The correct answer is A. fixed amount of dividends.
Preferred stock dividends are paid out before common stock dividends, and they have a fixed amount that is specified in the company’s bylaws. This means that preferred shareholders are guaranteed to receive a certain amount of money each year, regardless of the company’s performance. Common stock dividends, on the other hand, are not guaranteed. They are only paid out if the company has enough profits to do so. Additionally, the amount of common stock dividends can vary from year to year, depending on the company’s performance.

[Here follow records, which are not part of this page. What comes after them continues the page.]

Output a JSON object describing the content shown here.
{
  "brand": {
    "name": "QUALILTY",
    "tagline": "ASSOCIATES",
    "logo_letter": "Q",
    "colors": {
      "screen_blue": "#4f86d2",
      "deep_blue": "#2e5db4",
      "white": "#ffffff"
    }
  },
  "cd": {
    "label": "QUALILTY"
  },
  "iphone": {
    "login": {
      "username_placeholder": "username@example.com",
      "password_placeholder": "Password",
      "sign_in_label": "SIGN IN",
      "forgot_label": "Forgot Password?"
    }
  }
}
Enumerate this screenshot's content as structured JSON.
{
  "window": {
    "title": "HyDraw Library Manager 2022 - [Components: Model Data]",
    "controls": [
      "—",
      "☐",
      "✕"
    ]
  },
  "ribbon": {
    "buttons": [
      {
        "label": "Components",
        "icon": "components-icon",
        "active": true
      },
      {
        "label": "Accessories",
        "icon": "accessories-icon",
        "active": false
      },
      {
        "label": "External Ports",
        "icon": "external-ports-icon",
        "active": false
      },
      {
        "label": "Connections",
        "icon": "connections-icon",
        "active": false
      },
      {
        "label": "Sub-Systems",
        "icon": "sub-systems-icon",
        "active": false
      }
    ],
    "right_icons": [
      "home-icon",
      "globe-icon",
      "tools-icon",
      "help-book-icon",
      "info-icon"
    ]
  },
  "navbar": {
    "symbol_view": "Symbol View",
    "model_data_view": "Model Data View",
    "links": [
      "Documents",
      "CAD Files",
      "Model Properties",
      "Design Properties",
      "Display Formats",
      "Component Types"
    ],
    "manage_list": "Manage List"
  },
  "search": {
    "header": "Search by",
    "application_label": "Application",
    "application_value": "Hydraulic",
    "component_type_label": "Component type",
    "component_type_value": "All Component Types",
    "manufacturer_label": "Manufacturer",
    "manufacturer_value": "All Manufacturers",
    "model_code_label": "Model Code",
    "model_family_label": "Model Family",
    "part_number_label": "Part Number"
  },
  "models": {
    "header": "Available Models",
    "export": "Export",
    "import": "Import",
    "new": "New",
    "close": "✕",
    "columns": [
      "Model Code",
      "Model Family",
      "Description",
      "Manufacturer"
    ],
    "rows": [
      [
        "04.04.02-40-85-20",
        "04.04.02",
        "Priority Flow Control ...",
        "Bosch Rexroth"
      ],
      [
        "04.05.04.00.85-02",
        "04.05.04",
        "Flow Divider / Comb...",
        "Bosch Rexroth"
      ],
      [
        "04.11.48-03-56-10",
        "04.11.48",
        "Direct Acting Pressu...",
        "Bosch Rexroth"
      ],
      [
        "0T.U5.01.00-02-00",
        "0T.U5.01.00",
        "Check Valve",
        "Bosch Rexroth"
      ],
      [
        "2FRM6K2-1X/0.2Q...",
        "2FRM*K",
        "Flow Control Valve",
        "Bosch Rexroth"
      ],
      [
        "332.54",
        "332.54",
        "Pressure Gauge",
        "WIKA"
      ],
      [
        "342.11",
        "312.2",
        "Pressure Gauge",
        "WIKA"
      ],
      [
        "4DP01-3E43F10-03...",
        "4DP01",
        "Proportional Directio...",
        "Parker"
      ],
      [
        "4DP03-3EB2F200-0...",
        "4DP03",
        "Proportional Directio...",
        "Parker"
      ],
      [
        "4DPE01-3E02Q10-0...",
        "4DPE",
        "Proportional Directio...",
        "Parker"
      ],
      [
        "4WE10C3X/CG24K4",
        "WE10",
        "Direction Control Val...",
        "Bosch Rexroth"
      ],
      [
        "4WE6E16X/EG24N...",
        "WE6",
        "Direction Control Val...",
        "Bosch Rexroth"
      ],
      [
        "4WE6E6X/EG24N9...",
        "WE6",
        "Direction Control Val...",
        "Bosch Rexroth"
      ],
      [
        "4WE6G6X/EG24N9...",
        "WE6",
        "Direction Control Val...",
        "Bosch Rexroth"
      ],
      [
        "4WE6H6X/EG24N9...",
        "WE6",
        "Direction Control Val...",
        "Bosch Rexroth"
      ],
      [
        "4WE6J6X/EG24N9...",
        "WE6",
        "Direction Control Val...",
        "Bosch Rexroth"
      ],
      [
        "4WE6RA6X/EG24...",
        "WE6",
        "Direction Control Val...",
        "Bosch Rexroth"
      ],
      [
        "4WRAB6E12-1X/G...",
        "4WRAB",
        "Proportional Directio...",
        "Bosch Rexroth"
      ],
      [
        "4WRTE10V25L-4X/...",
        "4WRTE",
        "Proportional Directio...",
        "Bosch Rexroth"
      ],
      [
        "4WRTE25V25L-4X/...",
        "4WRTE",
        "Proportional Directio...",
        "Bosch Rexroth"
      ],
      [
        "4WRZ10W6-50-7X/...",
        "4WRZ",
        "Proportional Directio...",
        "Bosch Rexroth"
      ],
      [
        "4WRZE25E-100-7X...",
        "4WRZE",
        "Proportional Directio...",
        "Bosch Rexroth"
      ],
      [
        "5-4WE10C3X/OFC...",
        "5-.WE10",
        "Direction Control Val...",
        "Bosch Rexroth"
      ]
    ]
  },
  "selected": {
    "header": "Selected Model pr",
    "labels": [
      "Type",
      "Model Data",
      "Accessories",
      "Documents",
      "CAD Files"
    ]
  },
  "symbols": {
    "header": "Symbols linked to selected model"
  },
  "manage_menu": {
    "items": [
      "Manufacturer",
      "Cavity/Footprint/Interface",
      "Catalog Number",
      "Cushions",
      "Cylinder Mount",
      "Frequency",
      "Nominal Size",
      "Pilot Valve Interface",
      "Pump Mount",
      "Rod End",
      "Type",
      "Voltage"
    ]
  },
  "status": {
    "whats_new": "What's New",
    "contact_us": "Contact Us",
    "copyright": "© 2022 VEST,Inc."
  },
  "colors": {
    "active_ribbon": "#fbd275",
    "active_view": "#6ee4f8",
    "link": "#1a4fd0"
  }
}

Here is a brief explanation of each option:
- A. Fixed amount of dividends: Preferred stock dividends are paid out before common stock dividends, and they have a fixed amount that is specified in the company’s bylaws. This means that preferred shareholders are guaranteed to receive a certain amount of money each year, regardless of the company’s performance.
- B. Fixed amount of shares: This is not correct. The number of shares of preferred stock that a company issues is not fixed. It can be increased or decreased by the company’s board of directors.
- C. Variable amount of dividends: This is not correct. Preferred stock dividends are paid out before common stock dividends, and they have a fixed amount that is specified in the company’s bylaws. This means that preferred shareholders are guaranteed to receive a certain amount of money each year, regardless of the company’s performance.
- D. Variable amount of shares: This is not correct. The number of shares of preferred stock that a company issues is not fixed. It can be increased or decreased by the company’s board of directors.